The unemployment rate held steady at 4.2%, where it has remained since May 2024. The overall report suggests a stable, resilient labor market that supports continued consumer spending, though a slowdown in broader economic growth is still anticipated.
Source:
https://www.bls.gov/news.release/pdf/empsit.pdf
Recession Watch
Recession signals are mounting: borrowing is costlier, spending is slowing, and global risks are rising.
Recently, the 10-year U.S. Treasury yield surpassed 5% for the first time since 2007, driving up borrowing costs across mortgages, credit cards, and loans. As a key benchmark, the rising yield reflects investor sentiment and influences rates nationwide. This spike has pressured both consumers and markets, leading to declines in stock and bond prices and shifting investor strategies toward more conservative, income-generating assets.
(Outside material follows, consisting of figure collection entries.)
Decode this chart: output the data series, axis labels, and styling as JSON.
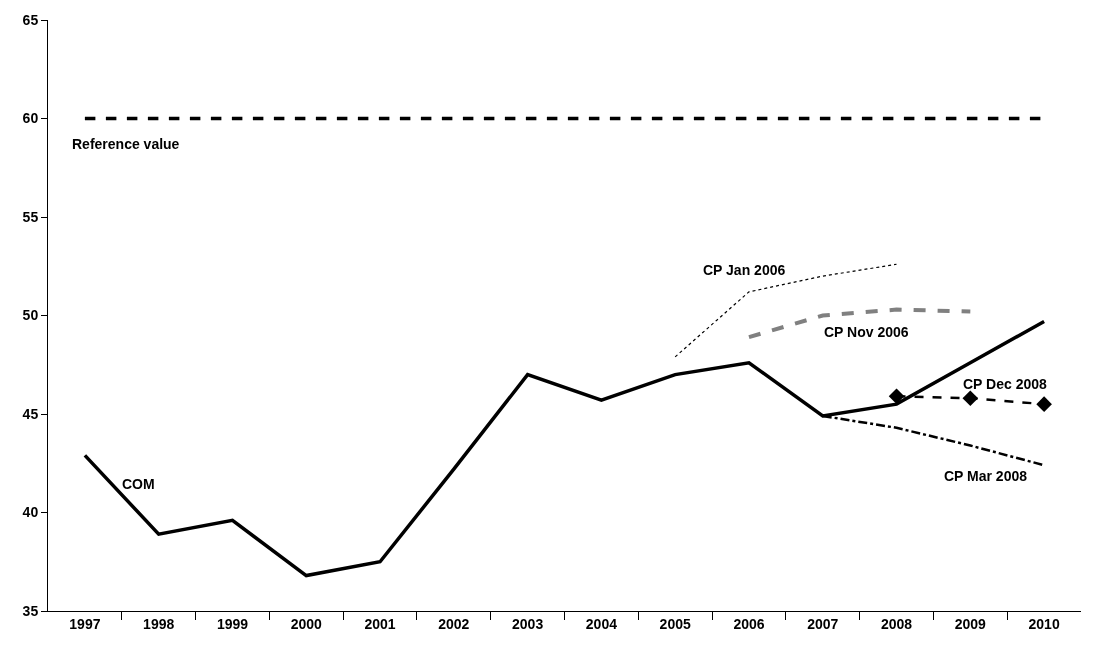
{
  "chart_data": {
    "type": "line",
    "categories": [
      "1997",
      "1998",
      "1999",
      "2000",
      "2001",
      "2002",
      "2003",
      "2004",
      "2005",
      "2006",
      "2007",
      "2008",
      "2009",
      "2010"
    ],
    "ylim": [
      35,
      65
    ],
    "yticks": [
      35,
      40,
      45,
      50,
      55,
      60,
      65
    ],
    "legend": false,
    "series": [
      {
        "name": "COM",
        "color": "#000000",
        "line_style": "solid",
        "values": [
          42.9,
          38.9,
          39.6,
          36.8,
          37.5,
          42.2,
          47.0,
          45.7,
          47.0,
          47.6,
          44.9,
          45.5,
          47.6,
          49.7
        ]
      },
      {
        "name": "CP Jan 2006",
        "color": "#000000",
        "line_style": "dotted",
        "values": [
          null,
          null,
          null,
          null,
          null,
          null,
          null,
          null,
          47.9,
          51.2,
          52.0,
          52.6,
          null,
          null
        ]
      },
      {
        "name": "CP Nov 2006",
        "color": "#808080",
        "line_style": "dashed",
        "values": [
          null,
          null,
          null,
          null,
          null,
          null,
          null,
          null,
          null,
          48.9,
          50.0,
          50.3,
          50.2,
          null
        ]
      },
      {
        "name": "CP Dec 2008",
        "color": "#000000",
        "line_style": "dashed",
        "marker": "diamond",
        "values": [
          null,
          null,
          null,
          null,
          null,
          null,
          null,
          null,
          null,
          null,
          null,
          45.9,
          45.8,
          45.5
        ]
      },
      {
        "name": "CP Mar 2008",
        "color": "#000000",
        "line_style": "dashdot",
        "values": [
          null,
          null,
          null,
          null,
          null,
          null,
          null,
          null,
          null,
          null,
          44.9,
          44.3,
          43.4,
          42.4
        ]
      }
    ],
    "ref_lines": [
      {
        "axis": "y",
        "value": 60,
        "label": "Reference value",
        "color": "#000000",
        "line_style": "dashed"
      }
    ]
  }
}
The yield increase stems from factors like inflation, Fed rate hikes, and global instability. The Federal Reserve’s aggressive efforts to control inflation have tightened financial conditions, making debt more expensive and reducing affordability—especially in the housing market. These dynamics weigh on economic growth, as higher costs discourage both consumer spending and business investment.
Source:
https://www.crystalfunds.com/insights/is-a-recession-really-coming-heres-what-we-know
Real Estate and Mortgage Market
Mortgage rates surged past 7% in May after Moody’s downgraded the U.S. credit rating, driving up bond yields, which mortgage rates typically follow. The average 30-year fixed loan rate hit 7.04%, its highest since April. That earlier April spike had already slowed the housing market, pulling down pending home sales by 3.2% year-over-year and reducing homebuilder sentiment to its lowest since 2023. Although mortgage demand showed signs of life in early May when rates hovered below 7%, any rise above that level has significantly dampened buyer activity, especially as it prices some consumers out of the market entirely.
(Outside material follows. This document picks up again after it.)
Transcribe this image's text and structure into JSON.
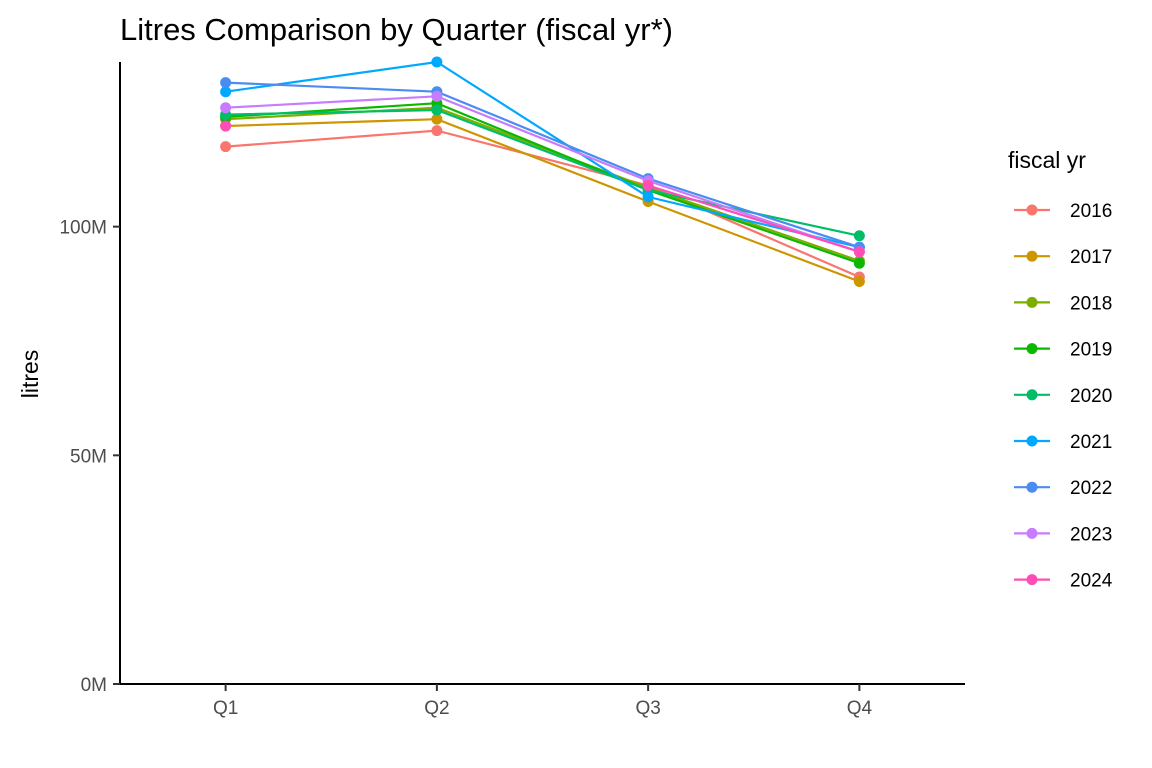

Despite continued high home prices—still 39% above March 2019 levels—inventory is slowly improving, though not where it’s most needed. Affordability remains a major issue, with households earning $75,000–$100,000 annually affording just 21.2% of listings in March 2025, down from nearly 49% pre-pandemic. Those earning $50,000 or less face even tougher odds, with only 8.7% of listings within their budget. In contrast, high-income buyers ($250,000+) have access to 80% or more of available homes. While inventory gains are helping, they’re not evenly distributed and are mostly concentrated in the Midwest and South, leaving many regions and income groups still struggling with limited affordable options.
Sources:
https://www.nbcnews.com/business/real-estate/mortgage-rates-cross-back-7-us-credit-downgrade-rcna207780
https://www.nbcnews.com/business/real-estate/exactly-unaffordable-todays-housing-market-s-getting-worse-rcna207007
Notable Quote
“To understand the market, one must think not as a rational man, but a natural man, with all his unreasoning emotions and instincts.”